God damn it, I really wanted to like this more.

Atomic Blonde had one of those trailers that I saw in the cinema and thought ”I need to see that”. Then, one thing lead to another and I didn’t see it until now. I mean, it has Charlize Theron as a bisexual super spy, why wouldn’t I want to see it?! Sadly, what I got was way more average than I was anticipating.

Let’s start with the positives. The colour palette of this film is great. It’s full of neon goodness; pinks and blues that are far from what you’d expect in a spy movie. The only other movie it is comparable to is John Wick, which is without doubt because David Leitch directed it (and produced all of the Wick franchise). You’d think that I’d enjoy this more than John Wick though – it has a female character at its forefront, which is completely up my alley. Unfortunately, there were too many negatives and ‘meh’ moments for it to be better.

Thankfully, Charlize Theron continues to be magnetic. She and Angelina Jolie are the queens of action sequences, and that’s the truth. I’m not sure I fully bought her English accent but it’s good enough to not be distracting. The final fight sequence was extremely good too, again showing similarities to John Wick.
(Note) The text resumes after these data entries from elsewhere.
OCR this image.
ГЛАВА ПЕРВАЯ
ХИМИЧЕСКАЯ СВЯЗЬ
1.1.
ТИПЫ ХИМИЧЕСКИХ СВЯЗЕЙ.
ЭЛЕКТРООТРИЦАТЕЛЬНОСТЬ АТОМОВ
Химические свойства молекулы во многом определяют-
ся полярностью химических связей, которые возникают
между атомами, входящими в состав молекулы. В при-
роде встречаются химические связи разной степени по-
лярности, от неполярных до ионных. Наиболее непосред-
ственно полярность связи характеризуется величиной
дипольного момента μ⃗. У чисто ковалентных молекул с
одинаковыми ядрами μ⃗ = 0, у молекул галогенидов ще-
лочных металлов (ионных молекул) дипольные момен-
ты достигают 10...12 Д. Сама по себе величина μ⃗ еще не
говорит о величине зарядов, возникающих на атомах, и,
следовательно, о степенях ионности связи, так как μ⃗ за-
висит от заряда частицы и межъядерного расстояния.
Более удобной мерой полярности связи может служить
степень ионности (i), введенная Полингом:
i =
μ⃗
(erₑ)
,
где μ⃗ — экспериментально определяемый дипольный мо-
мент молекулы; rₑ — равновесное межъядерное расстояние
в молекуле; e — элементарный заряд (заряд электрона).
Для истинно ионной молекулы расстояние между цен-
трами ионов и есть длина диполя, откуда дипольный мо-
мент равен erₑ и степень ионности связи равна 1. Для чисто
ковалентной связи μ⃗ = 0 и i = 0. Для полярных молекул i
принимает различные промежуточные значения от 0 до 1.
This isn’t surprising when the stunt coordinator is Sam Hargrave of Avengers Endgame and Captain America: Civil War fame.
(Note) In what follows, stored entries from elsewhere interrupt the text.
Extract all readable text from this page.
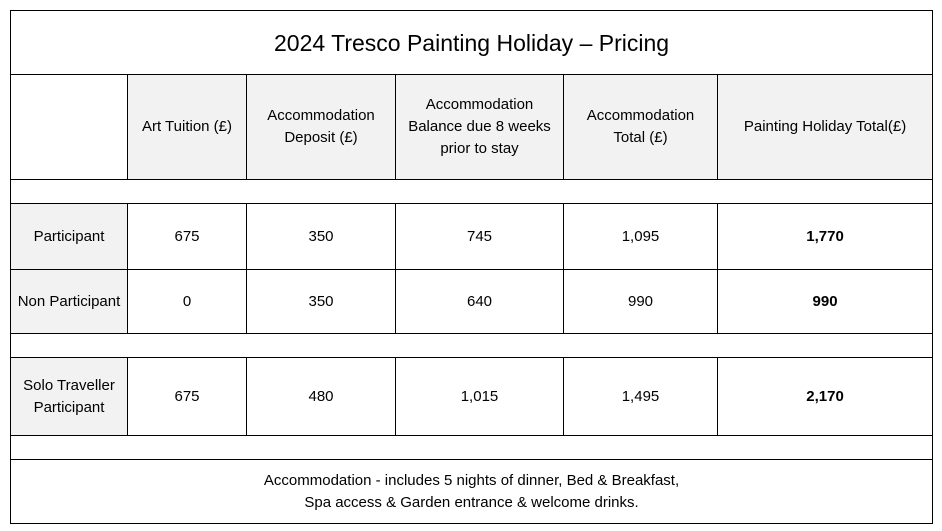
2024 Tresco Painting Holiday – Pricing					
	Art Tuition (£)	Accommodation Deposit (£)	Accommodation Balance due 8 weeks prior to stay	Accommodation Total (£)	Painting Holiday Total(£)

Participant	675	350	745	1,095	1,770
Non Participant	0	350	640	990	990

Solo Traveller Participant	675	480	1,015	1,495	2,170

Accommodation - includes 5 nights of dinner, Bed & Breakfast,
Spa access & Garden entrance & welcome drinks.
Somehow, on the negative side, Atomic Blonde‘s plot is both flimsy and complicated at the same time. It is a prime example of a movie trying to include too much detail. Who’d have thunk it? For once, there needs to be less plot. You have to understand though that this is based off a graphic novel, so it seems they have fallen victim to trying to cover the entire book in too short a space of time.

To summarise Atomic Blonde briefly, when it’s good, it’s very good. But when it’s bad, it’s boring. It’s too long, too complicated, and annoyingly not what I expected from a movie with a queer hero at the helm. Average at best.

I caught Atomic Blonde when it was on Film4, but you can rent it on the Google Play Store for £2.49.